1 resultado para empirical methods
Resumo:
For climate risk management, cumulative distribution functions (CDFs) are an important source of information. They are ideally suited to compare probabilistic forecasts of primary (e.g. rainfall) or secondary data (e.g. crop yields). Summarised as CDFs, such forecasts allow an easy quantitative assessment of possible, alternative actions. Although the degree of uncertainty associated with CDF estimation could influence decisions, such information is rarely provided. Hence, we propose Cox-type regression models (CRMs) as a statistical framework for making inferences on CDFs in climate science. CRMs were designed for modelling probability distributions rather than just mean or median values. This makes the approach appealing for risk assessments where probabilities of extremes are often more informative than central tendency measures. CRMs are semi-parametric approaches originally designed for modelling risks arising from time-to-event data. Here we extend this original concept beyond time-dependent measures to other variables of interest.

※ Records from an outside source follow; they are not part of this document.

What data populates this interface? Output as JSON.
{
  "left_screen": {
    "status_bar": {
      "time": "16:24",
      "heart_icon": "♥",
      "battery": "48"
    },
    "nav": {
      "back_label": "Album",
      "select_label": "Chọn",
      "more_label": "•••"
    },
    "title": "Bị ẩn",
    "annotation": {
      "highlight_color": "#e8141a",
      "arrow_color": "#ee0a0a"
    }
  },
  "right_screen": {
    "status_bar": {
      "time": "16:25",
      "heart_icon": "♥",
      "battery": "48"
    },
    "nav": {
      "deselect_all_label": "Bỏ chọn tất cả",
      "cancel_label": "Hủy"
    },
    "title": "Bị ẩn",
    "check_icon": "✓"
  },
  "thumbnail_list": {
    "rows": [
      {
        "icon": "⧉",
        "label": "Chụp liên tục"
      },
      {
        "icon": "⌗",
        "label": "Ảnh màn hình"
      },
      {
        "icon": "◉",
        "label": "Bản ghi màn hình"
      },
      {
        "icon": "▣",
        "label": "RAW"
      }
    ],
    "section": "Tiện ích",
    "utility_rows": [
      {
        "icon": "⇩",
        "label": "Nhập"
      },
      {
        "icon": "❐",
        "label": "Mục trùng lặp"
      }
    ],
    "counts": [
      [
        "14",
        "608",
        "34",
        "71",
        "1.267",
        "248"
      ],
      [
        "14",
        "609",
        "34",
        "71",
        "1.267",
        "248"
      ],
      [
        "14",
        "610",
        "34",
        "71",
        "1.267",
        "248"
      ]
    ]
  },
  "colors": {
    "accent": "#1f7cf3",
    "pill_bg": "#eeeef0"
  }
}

We also provide tools for estimating CDFs and surrounding uncertainty envelopes from empirical data. These statistical techniques intrinsically account for non-stationarities in time series that might be the result of climate change. This feature makes CRMs attractive candidates to investigate the feasibility of developing rigorous global circulation model (GCM)-CRM interfaces for provision of user-relevant forecasts. To demonstrate the applicability of CRMs, we present two examples for El Ni ? no/Southern Oscillation (ENSO)-based forecasts: the onset date of the wet season (Cairns, Australia) and total wet season rainfall (Quixeramobim, Brazil). This study emphasises the methodological aspects of CRMs rather than discussing merits or limitations of the ENSO-based predictors.